Risk-Adjusted Performance

11 of 100

 
Weak
 
Strong
Good
Compared to the overall equity markets, risk-adjusted returns on investments in KB Financial Group are ranked lower than 11 (%) of all global equities and portfolios over the last 90 days. Despite somewhat fragile fundamental drivers, KB Financial sustained solid returns over the last few months and may actually be approaching a breakup point.

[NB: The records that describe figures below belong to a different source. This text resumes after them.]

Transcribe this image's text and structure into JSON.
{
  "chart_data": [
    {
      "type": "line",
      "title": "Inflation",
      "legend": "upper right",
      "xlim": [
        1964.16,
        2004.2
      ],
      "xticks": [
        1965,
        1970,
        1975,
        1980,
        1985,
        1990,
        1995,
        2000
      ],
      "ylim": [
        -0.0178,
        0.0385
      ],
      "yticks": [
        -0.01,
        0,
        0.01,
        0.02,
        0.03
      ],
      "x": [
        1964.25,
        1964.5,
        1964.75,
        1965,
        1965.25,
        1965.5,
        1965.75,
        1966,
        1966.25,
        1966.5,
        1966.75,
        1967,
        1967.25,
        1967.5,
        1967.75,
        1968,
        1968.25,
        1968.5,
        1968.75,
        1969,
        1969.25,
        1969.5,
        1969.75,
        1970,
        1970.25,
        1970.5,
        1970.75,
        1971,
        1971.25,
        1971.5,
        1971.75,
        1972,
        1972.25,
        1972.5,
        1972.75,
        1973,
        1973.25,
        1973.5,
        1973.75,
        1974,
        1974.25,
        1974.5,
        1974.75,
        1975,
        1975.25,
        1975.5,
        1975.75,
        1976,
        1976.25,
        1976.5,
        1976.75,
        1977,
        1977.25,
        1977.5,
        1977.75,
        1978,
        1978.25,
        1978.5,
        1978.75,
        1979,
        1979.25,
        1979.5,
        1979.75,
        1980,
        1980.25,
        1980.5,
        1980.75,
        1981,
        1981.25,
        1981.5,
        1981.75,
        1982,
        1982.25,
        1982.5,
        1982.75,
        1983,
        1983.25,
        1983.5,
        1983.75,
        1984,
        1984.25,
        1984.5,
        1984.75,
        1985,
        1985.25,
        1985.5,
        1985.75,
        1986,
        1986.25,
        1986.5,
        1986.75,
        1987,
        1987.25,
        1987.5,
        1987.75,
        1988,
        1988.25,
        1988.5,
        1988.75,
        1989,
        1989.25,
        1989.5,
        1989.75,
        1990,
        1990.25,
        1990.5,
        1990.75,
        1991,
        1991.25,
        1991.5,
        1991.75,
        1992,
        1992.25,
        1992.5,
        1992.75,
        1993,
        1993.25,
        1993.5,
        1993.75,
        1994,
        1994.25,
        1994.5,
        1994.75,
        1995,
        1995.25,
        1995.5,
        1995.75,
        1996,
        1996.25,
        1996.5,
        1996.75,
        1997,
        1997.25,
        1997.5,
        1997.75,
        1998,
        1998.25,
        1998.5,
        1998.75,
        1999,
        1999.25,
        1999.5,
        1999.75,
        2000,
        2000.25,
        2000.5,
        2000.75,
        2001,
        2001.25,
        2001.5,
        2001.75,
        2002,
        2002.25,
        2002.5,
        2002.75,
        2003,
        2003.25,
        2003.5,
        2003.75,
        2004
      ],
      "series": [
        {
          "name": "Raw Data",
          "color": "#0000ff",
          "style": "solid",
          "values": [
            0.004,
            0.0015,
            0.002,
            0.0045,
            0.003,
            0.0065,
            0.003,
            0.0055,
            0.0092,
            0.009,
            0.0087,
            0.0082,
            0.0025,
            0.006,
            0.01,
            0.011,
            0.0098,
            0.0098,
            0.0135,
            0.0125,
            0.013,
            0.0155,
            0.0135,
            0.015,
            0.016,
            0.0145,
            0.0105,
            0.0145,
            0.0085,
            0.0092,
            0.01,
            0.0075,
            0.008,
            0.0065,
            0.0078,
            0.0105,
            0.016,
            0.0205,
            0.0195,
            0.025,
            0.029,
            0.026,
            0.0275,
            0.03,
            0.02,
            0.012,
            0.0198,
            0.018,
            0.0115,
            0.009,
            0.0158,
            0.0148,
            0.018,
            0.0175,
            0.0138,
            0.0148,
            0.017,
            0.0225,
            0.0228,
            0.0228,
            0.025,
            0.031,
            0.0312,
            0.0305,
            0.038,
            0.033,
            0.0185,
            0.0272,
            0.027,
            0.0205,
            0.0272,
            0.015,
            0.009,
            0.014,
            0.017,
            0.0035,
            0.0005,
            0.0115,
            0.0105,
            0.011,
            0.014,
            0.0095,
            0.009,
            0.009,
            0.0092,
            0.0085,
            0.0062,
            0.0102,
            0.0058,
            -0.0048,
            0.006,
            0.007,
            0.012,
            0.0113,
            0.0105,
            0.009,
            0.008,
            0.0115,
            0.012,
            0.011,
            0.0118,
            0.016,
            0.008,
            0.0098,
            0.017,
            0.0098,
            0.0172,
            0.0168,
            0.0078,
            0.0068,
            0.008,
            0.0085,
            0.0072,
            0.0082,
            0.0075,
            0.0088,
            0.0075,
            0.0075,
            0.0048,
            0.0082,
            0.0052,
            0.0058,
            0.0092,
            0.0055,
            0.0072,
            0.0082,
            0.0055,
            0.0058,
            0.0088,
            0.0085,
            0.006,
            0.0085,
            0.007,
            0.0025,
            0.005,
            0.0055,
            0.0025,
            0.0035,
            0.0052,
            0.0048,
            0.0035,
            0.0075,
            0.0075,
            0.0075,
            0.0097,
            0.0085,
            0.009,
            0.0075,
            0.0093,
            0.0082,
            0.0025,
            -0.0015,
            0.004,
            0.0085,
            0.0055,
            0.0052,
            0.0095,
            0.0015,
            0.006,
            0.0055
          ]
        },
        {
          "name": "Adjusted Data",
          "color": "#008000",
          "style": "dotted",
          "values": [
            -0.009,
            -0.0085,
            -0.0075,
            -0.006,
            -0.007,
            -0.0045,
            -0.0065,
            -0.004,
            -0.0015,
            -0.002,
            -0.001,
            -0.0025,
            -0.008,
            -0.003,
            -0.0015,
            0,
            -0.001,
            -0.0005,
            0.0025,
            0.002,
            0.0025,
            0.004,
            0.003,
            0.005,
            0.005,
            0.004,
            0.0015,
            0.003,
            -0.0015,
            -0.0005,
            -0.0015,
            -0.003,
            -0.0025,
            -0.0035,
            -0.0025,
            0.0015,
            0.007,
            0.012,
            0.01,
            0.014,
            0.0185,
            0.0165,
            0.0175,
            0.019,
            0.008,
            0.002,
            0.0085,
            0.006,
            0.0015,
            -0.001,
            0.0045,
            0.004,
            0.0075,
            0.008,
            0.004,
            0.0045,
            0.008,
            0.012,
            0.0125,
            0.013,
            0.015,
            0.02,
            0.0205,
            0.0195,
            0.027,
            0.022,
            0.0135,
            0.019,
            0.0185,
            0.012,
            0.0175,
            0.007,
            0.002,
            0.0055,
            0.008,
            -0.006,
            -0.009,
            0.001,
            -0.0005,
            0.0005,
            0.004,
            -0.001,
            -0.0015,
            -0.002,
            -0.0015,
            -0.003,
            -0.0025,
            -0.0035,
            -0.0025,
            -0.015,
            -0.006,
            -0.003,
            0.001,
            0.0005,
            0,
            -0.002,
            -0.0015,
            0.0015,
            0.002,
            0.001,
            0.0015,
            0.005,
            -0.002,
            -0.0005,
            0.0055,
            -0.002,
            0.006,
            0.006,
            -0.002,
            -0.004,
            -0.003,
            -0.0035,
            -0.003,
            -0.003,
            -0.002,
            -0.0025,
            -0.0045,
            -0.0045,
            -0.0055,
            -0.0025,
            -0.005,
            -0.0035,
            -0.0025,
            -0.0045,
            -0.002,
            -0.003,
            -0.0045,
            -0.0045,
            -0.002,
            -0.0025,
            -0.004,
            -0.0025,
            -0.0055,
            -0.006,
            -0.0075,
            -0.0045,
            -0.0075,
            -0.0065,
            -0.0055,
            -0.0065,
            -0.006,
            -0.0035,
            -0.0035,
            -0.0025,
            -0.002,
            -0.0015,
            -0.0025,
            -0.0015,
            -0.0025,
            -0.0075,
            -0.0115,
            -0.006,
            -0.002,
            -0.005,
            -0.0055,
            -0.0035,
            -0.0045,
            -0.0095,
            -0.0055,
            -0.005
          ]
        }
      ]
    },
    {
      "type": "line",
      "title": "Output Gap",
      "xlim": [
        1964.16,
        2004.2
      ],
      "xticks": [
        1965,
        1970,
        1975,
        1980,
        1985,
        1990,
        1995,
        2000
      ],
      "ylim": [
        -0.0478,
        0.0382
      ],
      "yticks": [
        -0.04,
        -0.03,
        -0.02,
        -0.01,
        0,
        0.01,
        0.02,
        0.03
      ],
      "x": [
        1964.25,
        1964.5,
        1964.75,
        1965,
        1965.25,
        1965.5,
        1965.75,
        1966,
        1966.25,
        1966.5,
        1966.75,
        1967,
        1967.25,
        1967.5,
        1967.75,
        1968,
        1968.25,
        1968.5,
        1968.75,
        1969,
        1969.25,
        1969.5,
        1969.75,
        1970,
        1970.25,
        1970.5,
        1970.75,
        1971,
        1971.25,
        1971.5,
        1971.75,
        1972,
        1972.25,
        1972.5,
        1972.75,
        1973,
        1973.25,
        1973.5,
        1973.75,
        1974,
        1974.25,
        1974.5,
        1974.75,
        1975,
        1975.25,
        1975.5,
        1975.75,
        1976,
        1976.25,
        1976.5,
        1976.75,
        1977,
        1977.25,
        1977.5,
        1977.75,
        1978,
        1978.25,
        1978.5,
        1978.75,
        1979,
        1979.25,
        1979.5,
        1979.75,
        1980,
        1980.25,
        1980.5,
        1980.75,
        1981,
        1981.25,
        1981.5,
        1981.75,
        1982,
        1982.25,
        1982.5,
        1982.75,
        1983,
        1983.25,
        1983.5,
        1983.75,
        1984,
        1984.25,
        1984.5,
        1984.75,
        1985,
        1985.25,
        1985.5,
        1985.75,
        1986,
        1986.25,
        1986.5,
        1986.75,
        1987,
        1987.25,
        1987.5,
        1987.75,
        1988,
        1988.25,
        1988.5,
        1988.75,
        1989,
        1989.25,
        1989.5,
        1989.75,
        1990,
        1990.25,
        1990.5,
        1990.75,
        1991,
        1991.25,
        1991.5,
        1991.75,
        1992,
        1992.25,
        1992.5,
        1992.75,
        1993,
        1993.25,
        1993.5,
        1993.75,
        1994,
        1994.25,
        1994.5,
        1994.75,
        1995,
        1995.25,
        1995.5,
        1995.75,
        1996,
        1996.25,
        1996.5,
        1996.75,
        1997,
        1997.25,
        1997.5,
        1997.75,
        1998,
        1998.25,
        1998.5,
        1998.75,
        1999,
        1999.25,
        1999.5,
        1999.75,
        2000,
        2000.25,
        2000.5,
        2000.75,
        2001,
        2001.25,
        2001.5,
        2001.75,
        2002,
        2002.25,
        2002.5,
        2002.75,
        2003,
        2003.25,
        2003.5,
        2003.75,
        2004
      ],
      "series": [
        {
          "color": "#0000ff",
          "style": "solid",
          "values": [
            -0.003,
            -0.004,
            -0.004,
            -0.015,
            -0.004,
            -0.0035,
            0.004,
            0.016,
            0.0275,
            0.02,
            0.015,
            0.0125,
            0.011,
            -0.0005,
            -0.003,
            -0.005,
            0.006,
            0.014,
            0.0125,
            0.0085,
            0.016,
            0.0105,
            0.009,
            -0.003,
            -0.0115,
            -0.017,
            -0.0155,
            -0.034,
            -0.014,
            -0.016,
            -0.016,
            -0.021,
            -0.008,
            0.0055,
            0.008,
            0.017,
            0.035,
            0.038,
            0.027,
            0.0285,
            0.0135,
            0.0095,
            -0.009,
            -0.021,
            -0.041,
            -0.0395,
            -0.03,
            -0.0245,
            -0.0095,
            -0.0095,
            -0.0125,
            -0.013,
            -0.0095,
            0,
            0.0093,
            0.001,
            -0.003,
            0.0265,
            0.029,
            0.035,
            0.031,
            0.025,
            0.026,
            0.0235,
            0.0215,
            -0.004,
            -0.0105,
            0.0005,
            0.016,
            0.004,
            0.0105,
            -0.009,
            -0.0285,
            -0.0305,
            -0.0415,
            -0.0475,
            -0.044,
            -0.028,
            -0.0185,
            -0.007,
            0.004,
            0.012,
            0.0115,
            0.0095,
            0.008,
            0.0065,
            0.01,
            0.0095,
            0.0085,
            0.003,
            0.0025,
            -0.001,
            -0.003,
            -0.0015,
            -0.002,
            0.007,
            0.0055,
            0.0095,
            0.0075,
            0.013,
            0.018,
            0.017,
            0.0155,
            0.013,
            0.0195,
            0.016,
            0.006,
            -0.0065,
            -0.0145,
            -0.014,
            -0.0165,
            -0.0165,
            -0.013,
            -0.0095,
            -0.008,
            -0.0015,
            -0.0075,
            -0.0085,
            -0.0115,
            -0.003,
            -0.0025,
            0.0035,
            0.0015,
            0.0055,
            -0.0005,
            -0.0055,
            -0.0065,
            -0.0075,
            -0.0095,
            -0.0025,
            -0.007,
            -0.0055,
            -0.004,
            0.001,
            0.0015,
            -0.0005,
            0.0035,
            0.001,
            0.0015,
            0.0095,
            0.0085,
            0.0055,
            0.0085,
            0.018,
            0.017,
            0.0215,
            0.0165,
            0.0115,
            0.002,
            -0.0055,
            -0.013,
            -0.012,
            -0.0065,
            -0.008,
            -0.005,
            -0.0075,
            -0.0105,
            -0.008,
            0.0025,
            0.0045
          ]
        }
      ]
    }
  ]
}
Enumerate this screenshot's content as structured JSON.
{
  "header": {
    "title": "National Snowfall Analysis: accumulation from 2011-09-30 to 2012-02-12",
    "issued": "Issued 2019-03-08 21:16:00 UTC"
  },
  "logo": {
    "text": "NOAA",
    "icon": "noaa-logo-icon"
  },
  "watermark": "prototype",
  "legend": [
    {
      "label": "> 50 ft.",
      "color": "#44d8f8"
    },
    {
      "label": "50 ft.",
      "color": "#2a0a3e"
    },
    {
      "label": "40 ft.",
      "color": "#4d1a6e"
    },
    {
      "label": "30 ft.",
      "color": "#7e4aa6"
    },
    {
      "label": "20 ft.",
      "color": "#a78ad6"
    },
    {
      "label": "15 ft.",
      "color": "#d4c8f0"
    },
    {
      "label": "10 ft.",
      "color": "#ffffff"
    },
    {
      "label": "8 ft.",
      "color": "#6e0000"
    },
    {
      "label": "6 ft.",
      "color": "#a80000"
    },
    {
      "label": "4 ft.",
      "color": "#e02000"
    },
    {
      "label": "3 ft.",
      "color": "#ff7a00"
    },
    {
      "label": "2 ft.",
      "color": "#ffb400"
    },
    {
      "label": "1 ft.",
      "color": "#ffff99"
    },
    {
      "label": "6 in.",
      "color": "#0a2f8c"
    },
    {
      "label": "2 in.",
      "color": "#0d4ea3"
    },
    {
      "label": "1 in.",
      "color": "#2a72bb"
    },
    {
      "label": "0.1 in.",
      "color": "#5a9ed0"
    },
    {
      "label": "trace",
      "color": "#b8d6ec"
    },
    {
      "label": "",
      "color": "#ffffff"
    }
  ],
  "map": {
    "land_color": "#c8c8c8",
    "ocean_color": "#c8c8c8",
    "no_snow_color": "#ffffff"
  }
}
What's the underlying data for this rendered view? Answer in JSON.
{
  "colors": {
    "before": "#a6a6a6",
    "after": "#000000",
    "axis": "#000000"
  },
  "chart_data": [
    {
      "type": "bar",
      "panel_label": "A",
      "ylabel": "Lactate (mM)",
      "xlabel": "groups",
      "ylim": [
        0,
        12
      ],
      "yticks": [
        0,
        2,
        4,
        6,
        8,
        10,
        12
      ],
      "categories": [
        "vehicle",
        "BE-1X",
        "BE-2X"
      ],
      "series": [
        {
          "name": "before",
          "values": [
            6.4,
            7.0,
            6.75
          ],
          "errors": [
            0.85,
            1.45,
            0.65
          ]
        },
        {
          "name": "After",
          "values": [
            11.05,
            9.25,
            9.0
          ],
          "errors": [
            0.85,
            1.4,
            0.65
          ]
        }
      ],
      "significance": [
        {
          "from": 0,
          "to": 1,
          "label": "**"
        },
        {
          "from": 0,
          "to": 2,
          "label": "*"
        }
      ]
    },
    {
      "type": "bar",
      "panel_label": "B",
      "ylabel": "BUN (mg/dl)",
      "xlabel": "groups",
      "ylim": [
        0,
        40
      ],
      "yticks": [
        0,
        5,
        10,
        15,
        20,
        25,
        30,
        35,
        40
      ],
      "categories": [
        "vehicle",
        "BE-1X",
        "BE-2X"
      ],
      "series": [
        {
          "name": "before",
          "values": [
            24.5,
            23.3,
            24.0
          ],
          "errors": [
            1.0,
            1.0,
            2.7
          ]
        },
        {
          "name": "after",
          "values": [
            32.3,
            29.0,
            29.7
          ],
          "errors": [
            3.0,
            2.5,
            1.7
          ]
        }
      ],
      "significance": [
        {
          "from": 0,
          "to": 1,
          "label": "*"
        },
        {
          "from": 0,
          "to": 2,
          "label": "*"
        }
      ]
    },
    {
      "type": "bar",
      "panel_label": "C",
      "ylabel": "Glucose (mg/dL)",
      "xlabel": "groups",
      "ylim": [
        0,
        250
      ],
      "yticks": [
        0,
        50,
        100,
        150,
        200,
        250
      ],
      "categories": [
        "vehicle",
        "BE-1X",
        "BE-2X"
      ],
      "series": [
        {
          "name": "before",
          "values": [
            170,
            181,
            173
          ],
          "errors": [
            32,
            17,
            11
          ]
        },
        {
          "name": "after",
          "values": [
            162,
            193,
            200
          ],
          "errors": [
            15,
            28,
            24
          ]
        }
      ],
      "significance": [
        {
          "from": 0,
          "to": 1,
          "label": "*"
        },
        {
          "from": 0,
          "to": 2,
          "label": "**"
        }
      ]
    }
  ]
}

1st Constitution and KB Financial Volatility Contrast

   Predicted Return Density   
       Returns  

Pair Trading with 1st Constitution and KB Financial

The main advantage of trading using opposite 1st Constitution and KB Financial positions is that it hedges away some unsystematic risk. Because of two separate transactions, even if 1st Constitution position performs unexpectedly, KB Financial can make up some of the losses. Pair trading also minimizes risk from directional movements in the market. For example, if an entire industry or sector drops because of unexpected headlines, the short position in KB Financial will offset losses from the drop in KB Financial's long position.
The idea behind 1st Constitution Bancorp and KB Financial Group pairs trading is to make the combined position market-neutral, meaning the overall market's direction will not affect its win or loss (or potential downside or upside). This can be achieved by designing a pairs trade with two highly correlated stocks or equities that operate in a similar space or sector, making it possible to obtain profits through simple and relatively low-risk investment.
Check out your portfolio center.
Note that this page's information should be used as a complementary analysis to find the right mix of equity instruments to add to your existing portfolios or create a brand new portfolio. You can also try the Price Exposure Probability module to analyze equity upside and downside potential for a given time horizon across multiple markets.